まずはスマートドリンキングを「自分ごと」として受け止めてもらえるよう、飲食店でのメニュー表をアルコール度数ごとに並べるように設計し、複数のアルコール度数帯から客が自分に適したものを自由に選べるようにすることを提案する。
製品ラインアップも拡充する。ビアリー 香るクラフトの全国販売と同じ21年9月28日にアルコール度数0.5%の“微アルコール”と3%の“ライト帯”(1~3.5%)のハイボールを発売する。缶入りのハイボール市場は右肩上がりで成長しているが、ほとんどがアルコール度数5%以上で飲めない人も多かった。加えて、コロナ禍での健康意識の高まりから飲める人でもあえて低アルコールを選ぶことが増えてきているため、微アル、ライト帯のハイボールの需要は十分見込めると判断した。
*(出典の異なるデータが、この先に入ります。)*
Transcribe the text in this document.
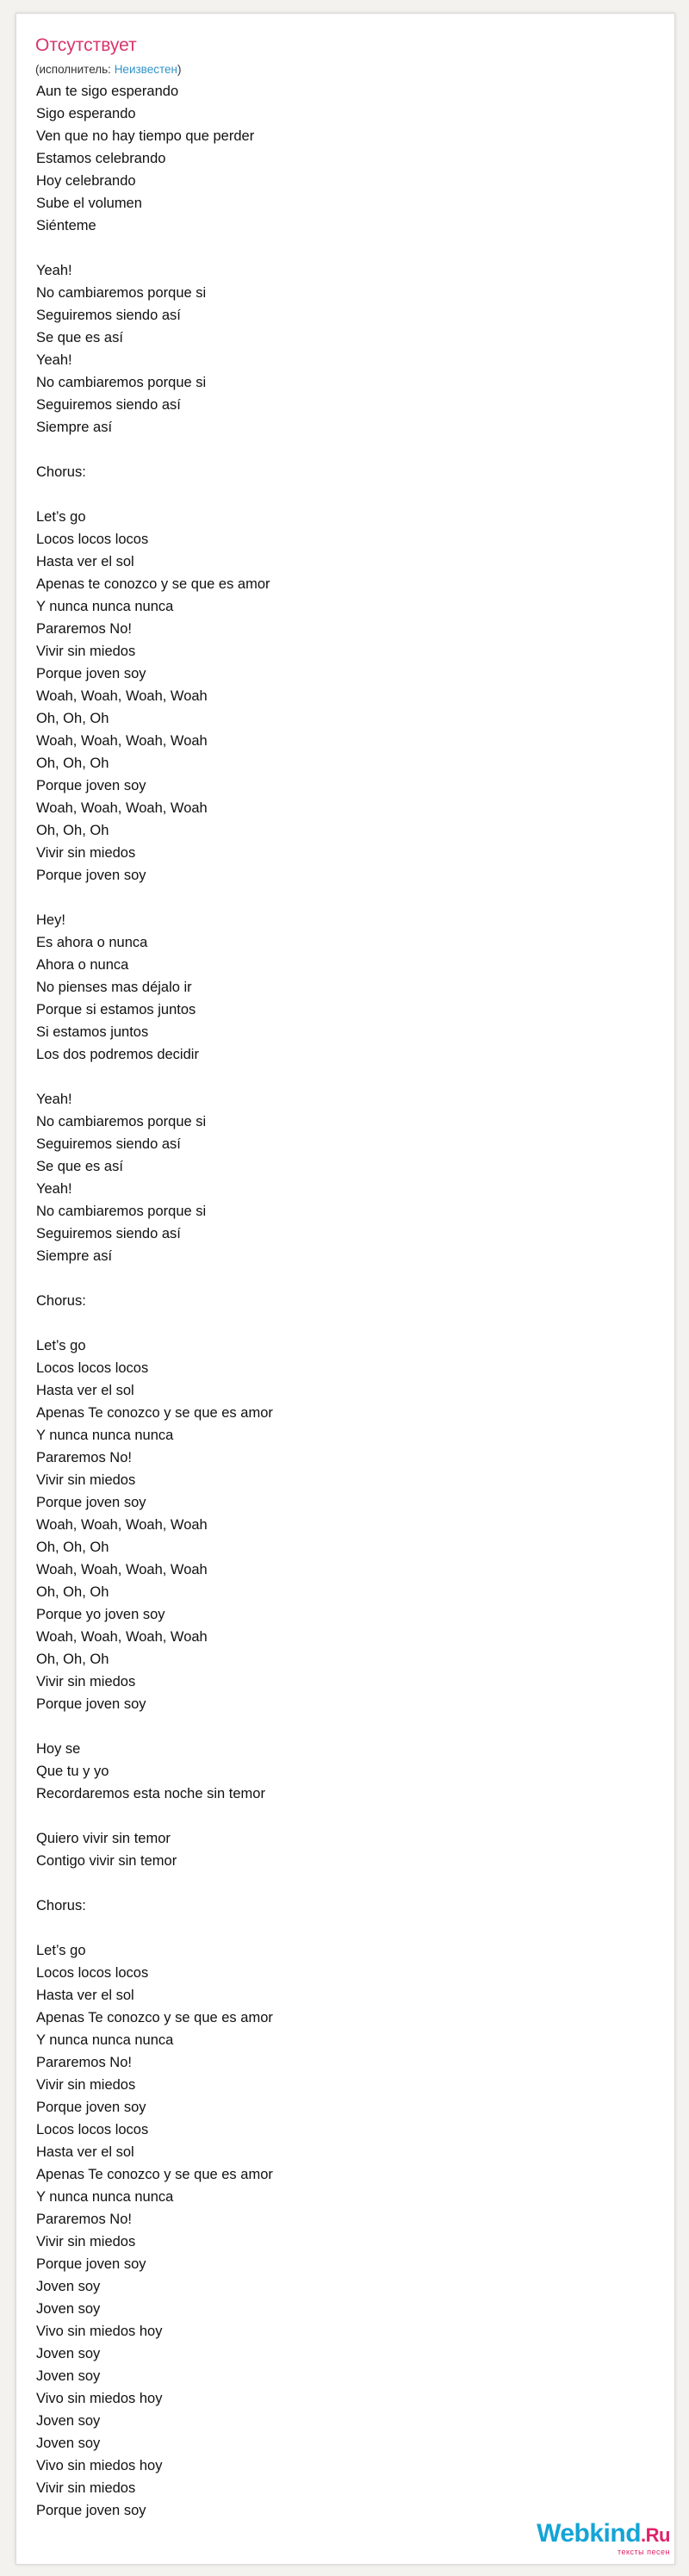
Отсутствует
(исполнитель: Неизвестен)
Aun te sigo esperando
Sigo esperando
Ven que no hay tiempo que perder
Estamos celebrando
Hoy celebrando
Sube el volumen
Siénteme
Yeah!
No cambiaremos porque si
Seguiremos siendo así
Se que es así
Yeah!
No cambiaremos porque si
Seguiremos siendo así
Siempre así
Chorus:
Let’s go
Locos locos locos
Hasta ver el sol
Apenas te conozco y se que es amor
Y nunca nunca nunca
Pararemos No!
Vivir sin miedos
Porque joven soy
Woah, Woah, Woah, Woah
Oh, Oh, Oh
Woah, Woah, Woah, Woah
Oh, Oh, Oh
Porque joven soy
Woah, Woah, Woah, Woah
Oh, Oh, Oh
Vivir sin miedos
Porque joven soy
Hey!
Es ahora o nunca
Ahora o nunca
No pienses mas déjalo ir
Porque si estamos juntos
Si estamos juntos
Los dos podremos decidir
Yeah!
No cambiaremos porque si
Seguiremos siendo así
Se que es así
Yeah!
No cambiaremos porque si
Seguiremos siendo así
Siempre así
Chorus:
Let’s go
Locos locos locos
Hasta ver el sol
Apenas Te conozco y se que es amor
Y nunca nunca nunca
Pararemos No!
Vivir sin miedos
Porque joven soy
Woah, Woah, Woah, Woah
Oh, Oh, Oh
Woah, Woah, Woah, Woah
Oh, Oh, Oh
Porque yo joven soy
Woah, Woah, Woah, Woah
Oh, Oh, Oh
Vivir sin miedos
Porque joven soy
Hoy se
Que tu y yo
Recordaremos esta noche sin temor
Quiero vivir sin temor
Contigo vivir sin temor
Chorus:
Let’s go
Locos locos locos
Hasta ver el sol
Apenas Te conozco y se que es amor
Y nunca nunca nunca
Pararemos No!
Vivir sin miedos
Porque joven soy
Locos locos locos
Hasta ver el sol
Apenas Te conozco y se que es amor
Y nunca nunca nunca
Pararemos No!
Vivir sin miedos
Porque joven soy
Joven soy
Joven soy
Vivo sin miedos hoy
Joven soy
Joven soy
Vivo sin miedos hoy
Joven soy
Joven soy
Vivo sin miedos hoy
Vivir sin miedos
Porque joven soy
Webkind.Ru
тексты песен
アサヒビールは、25年までにアルコール3.5%以下のノンアルコール・微アルコール・ライト帯の販売容量構成比を、同社アルコール製品全体の20%にすることを目標にしている。多様なアルコールの楽しみ方を提案するために、20年9月にマーケティング本部内に新価値創造推進本部を立ち上げ、スマドリの取り組みを主導してきた。同社は、“スマドリ社会”の実現を目指して他社との協働も視野に入れているという。
(写真提供/アサヒビール)
公開時、ビアリーおよびビアリー 香るクラフトの説明に間違いがありました。お詫びして訂正します。本文は修正済みです[2021/8/5 18:40]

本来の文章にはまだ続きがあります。